CENTRAL MANCHESTER Member of Parliament (MP) Peter Bunting yesterday said Jamaicans who are taking a stand against crime could be putting their lives on the line, but stressed that it was necessary in order to free the country from the clutches of criminality.

“We know that confronting the evil men of violence in the society will involve risk and require great courage,” Bunting said, as he made his contribution to the Sectoral Debate in Parliament.

Bunting, who is also the opposition spokesman on national security, told the House that Jamaica’s crime problems had become even more acute with the actions of the Government in handling the request for Tivoli Gardens reputed strongman, Christopher ‘Dudus’ Coke.
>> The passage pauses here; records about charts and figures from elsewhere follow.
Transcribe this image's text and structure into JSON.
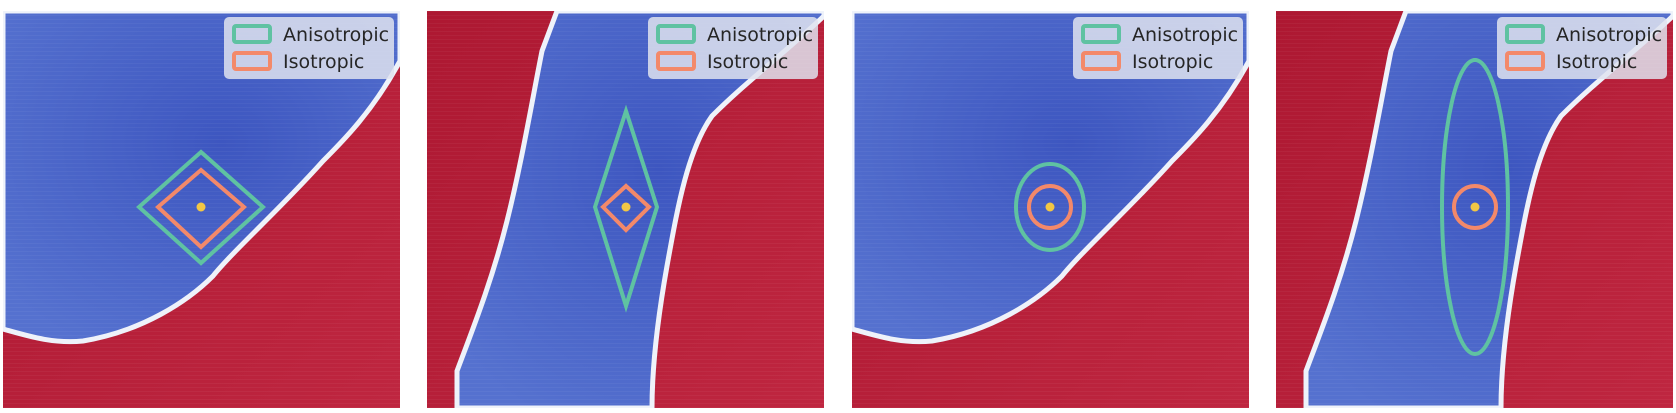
{
  "colors": {
    "region_blue": "#4a66c8",
    "region_blue_deep": "#3c55c0",
    "region_red": "#b81c3a",
    "region_red_deep": "#a51531",
    "boundary_light": "#e8edf6",
    "anisotropic": "#5fc2a2",
    "isotropic": "#f3896a",
    "center_point": "#f2c744",
    "legend_bg": "#dfe3ef"
  },
  "legend": {
    "anisotropic_label": "Anisotropic",
    "isotropic_label": "Isotropic"
  },
  "panels": [
    {
      "shape": "diamond",
      "anisotropic_stretch": "uniform"
    },
    {
      "shape": "diamond",
      "anisotropic_stretch": "vertical"
    },
    {
      "shape": "ellipse",
      "anisotropic_stretch": "uniform"
    },
    {
      "shape": "ellipse",
      "anisotropic_stretch": "vertical"
    }
  ]
}
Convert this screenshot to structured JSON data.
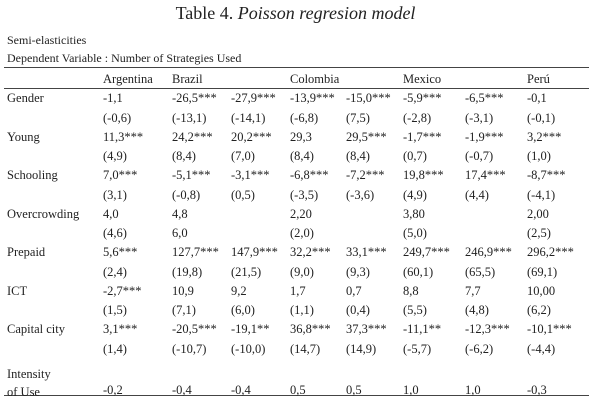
{
  "header": {
    "title_label": "Table 4.",
    "title_text": "Poisson regresion model",
    "note": "Semi-elasticities",
    "dependent": "Dependent Variable : Number of Strategies Used"
  },
  "table": {
    "columns": [
      "Argentina",
      "Brazil",
      "Colombia",
      "Mexico",
      "Perú"
    ],
    "rows": [
      {
        "label": "Gender",
        "values": [
          "-1,1",
          "-26,5***",
          "-27,9***",
          "-13,9***",
          "-15,0***",
          "-5,9***",
          "-6,5***",
          "-0,1"
        ],
        "se": [
          "(-0,6)",
          "(-13,1)",
          "(-14,1)",
          "(-6,8)",
          "(7,5)",
          "(-2,8)",
          "(-3,1)",
          "(-0,1)"
        ]
      },
      {
        "label": "Young",
        "values": [
          "11,3***",
          "24,2***",
          "20,2***",
          "29,3",
          "29,5***",
          "-1,7***",
          "-1,9***",
          "3,2***"
        ],
        "se": [
          "(4,9)",
          "(8,4)",
          "(7,0)",
          "(8,4)",
          "(8,4)",
          "(0,7)",
          "(-0,7)",
          "(1,0)"
        ]
      },
      {
        "label": "Schooling",
        "values": [
          "7,0***",
          "-5,1***",
          "-3,1***",
          "-6,8***",
          "-7,2***",
          "19,8***",
          "17,4***",
          "-8,7***"
        ],
        "se": [
          "(3,1)",
          "(-0,8)",
          "(0,5)",
          "(-3,5)",
          "(-3,6)",
          "(4,9)",
          "(4,4)",
          "(-4,1)"
        ]
      },
      {
        "label": "Overcrowding",
        "values": [
          "4,0",
          "4,8",
          null,
          "2,20",
          null,
          "3,80",
          null,
          "2,00"
        ],
        "se": [
          "(4,6)",
          "6,0",
          null,
          "(2,0)",
          null,
          "(5,0)",
          null,
          "(2,5)"
        ]
      },
      {
        "label": "Prepaid",
        "values": [
          "5,6***",
          "127,7***",
          "147,9***",
          "32,2***",
          "33,1***",
          "249,7***",
          "246,9***",
          "296,2***"
        ],
        "se": [
          "(2,4)",
          "(19,8)",
          "(21,5)",
          "(9,0)",
          "(9,3)",
          "(60,1)",
          "(65,5)",
          "(69,1)"
        ]
      },
      {
        "label": "ICT",
        "values": [
          "-2,7***",
          "10,9",
          "9,2",
          "1,7",
          "0,7",
          "8,8",
          "7,7",
          "10,00"
        ],
        "se": [
          "(1,5)",
          "(7,1)",
          "(6,0)",
          "(1,1)",
          "(0,4)",
          "(5,5)",
          "(4,8)",
          "(6,2)"
        ]
      },
      {
        "label": "Capital city",
        "values": [
          "3,1***",
          "-20,5***",
          "-19,1**",
          "36,8***",
          "37,3***",
          "-11,1**",
          "-12,3***",
          "-10,1***"
        ],
        "se": [
          "(1,4)",
          "(-10,7)",
          "(-10,0)",
          "(14,7)",
          "(14,9)",
          "(-5,7)",
          "(-6,2)",
          "(-4,4)"
        ]
      },
      {
        "label": "Intensity of Use",
        "values": [
          "-0,2",
          "-0,4",
          "-0,4",
          "0,5",
          "0,5",
          "1,0",
          "1,0",
          "-0,3"
        ]
      }
    ]
  }
}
He said Coke allegedly leads a criminal organisation which probably has “more liquid cash than the Government and better armed than the State”, but noted that the Opposition People’s National Party took courage from Claude McKay’s If We Must Die as it sought to make Jamaica a better place.
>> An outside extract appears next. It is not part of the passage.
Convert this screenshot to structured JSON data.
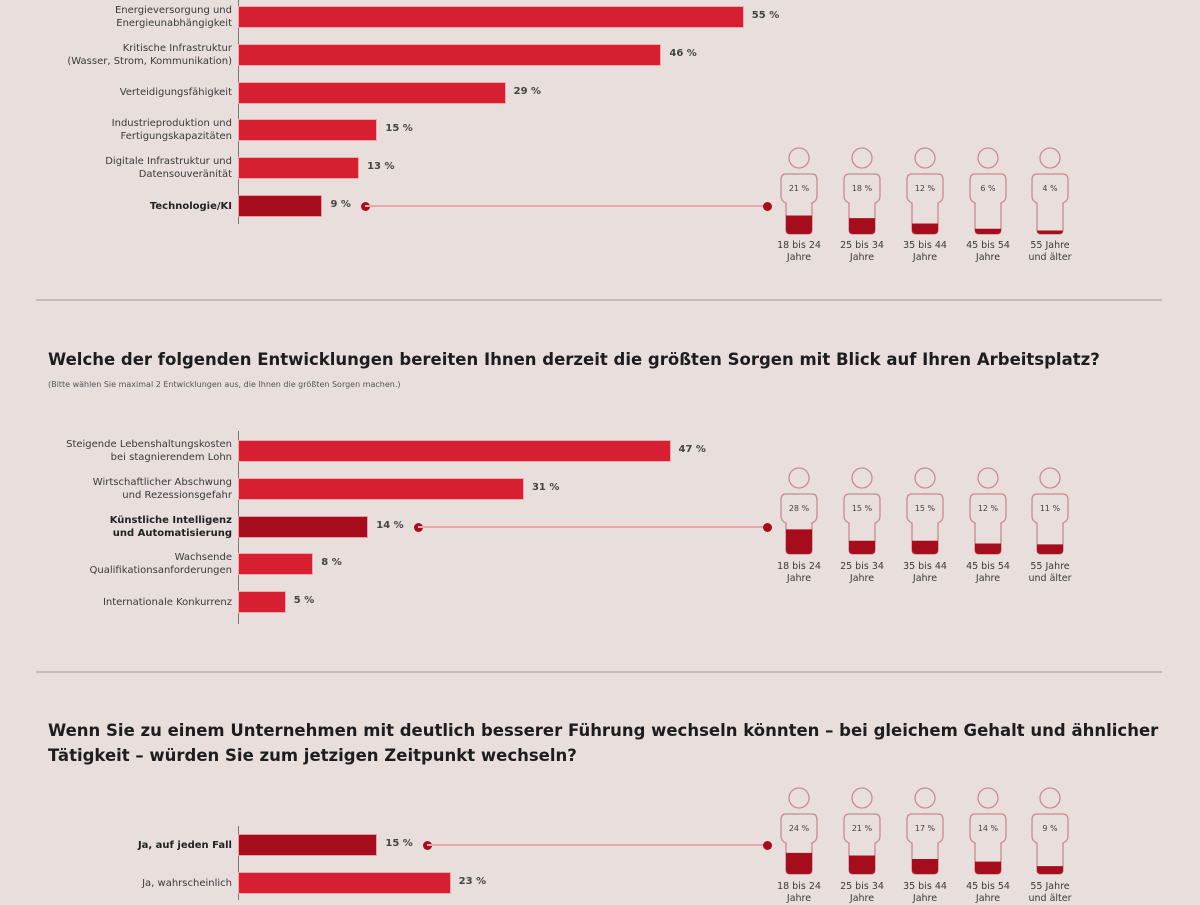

Bunting also argued that the Shower Posse had demonstrated its “strength, international reach, resilience and viciousness” and said it must be brought down.
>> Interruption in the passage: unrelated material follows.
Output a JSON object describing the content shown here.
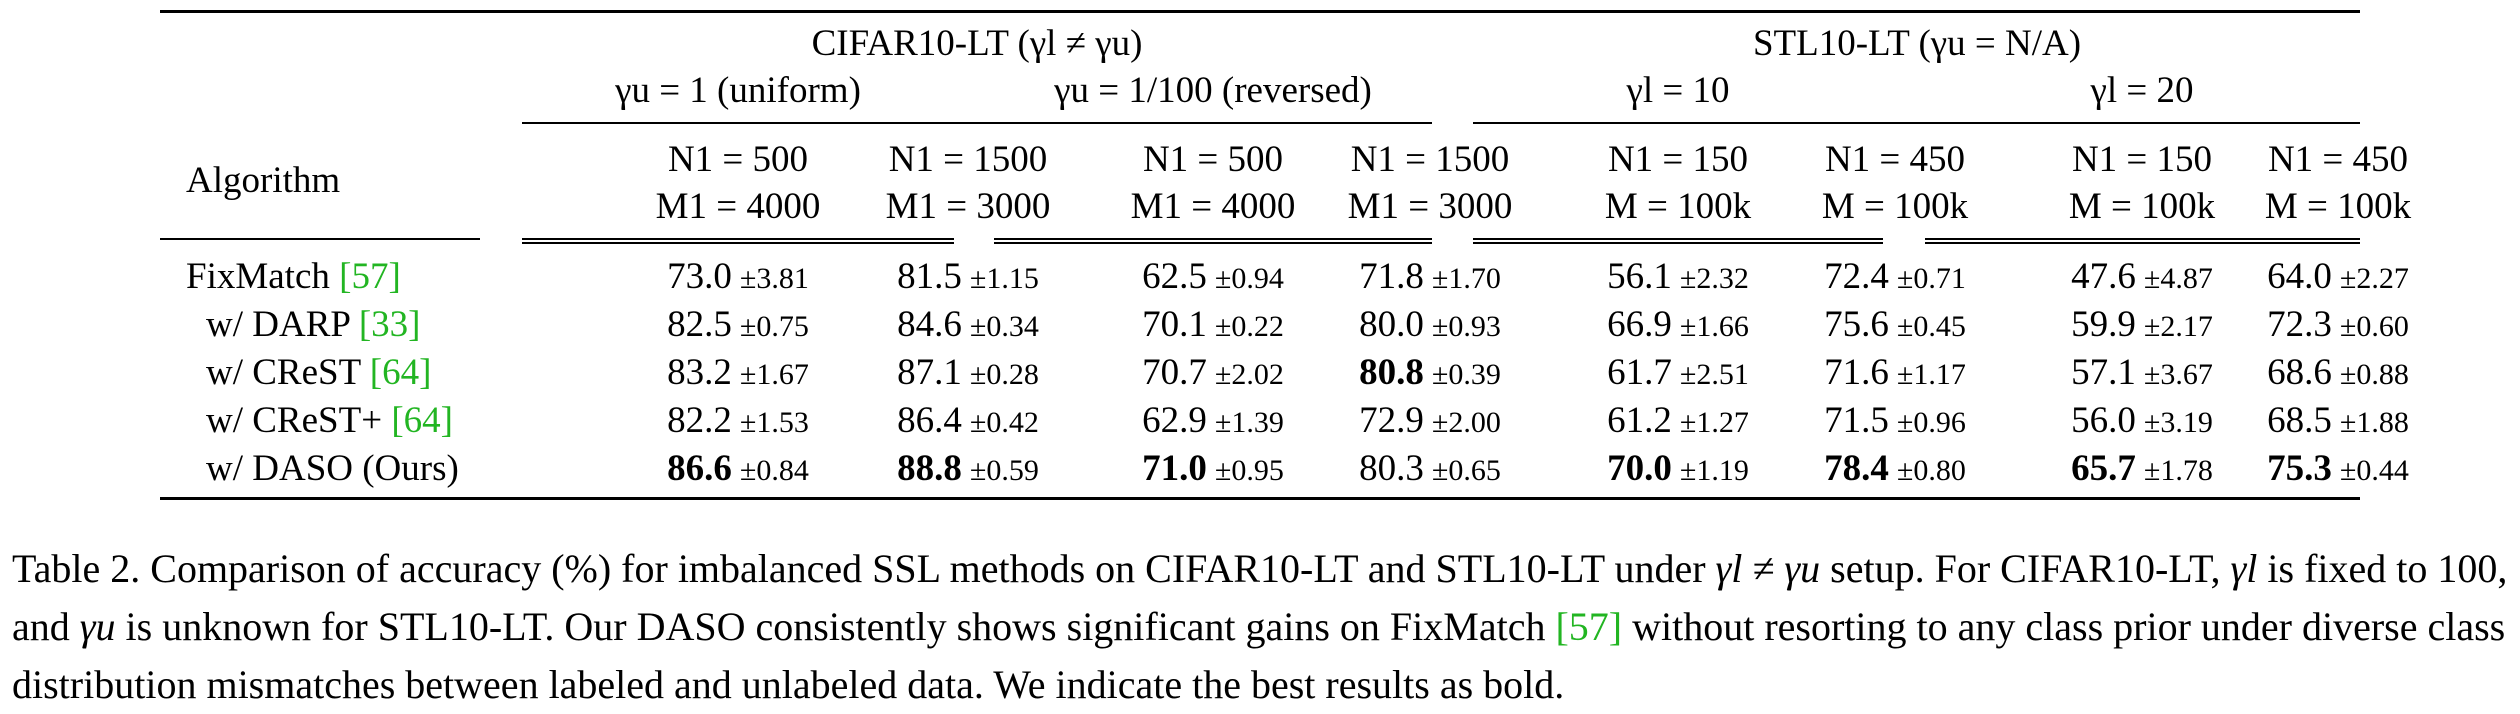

In accusing the Golding adminis-tration for having weaved “a complex web of deception” in the handling of the extradition request for Coke, Bunting said Golding’s Jamaica Labour Party (JLP) engaged the services of US law firm Manatt, Phelps & Phillips in the hope that it could secure a “blie” for Coke.

“The prime minister and his ministers have lost the moral authority to talk to anyone about crime and corruption,” Bunting said, much to the annoyance of govern-ment members.

But Ernest Smith, the South West St Ann MP, was unimpressed by Bunting’s presentation.

“Now is not a time to create smokescreens, to make mountains out of molehills and to try and derail, to detract from the economic success of this Government,” Smith said, while arguing that Jamaicans should be focused on propelling themselves out of the clutches of the recession.

His comment was, however, greeted by a sotto voce comment from Opposition MP Roger Clarke who quipped: “You have more nerves than a bad tooth.”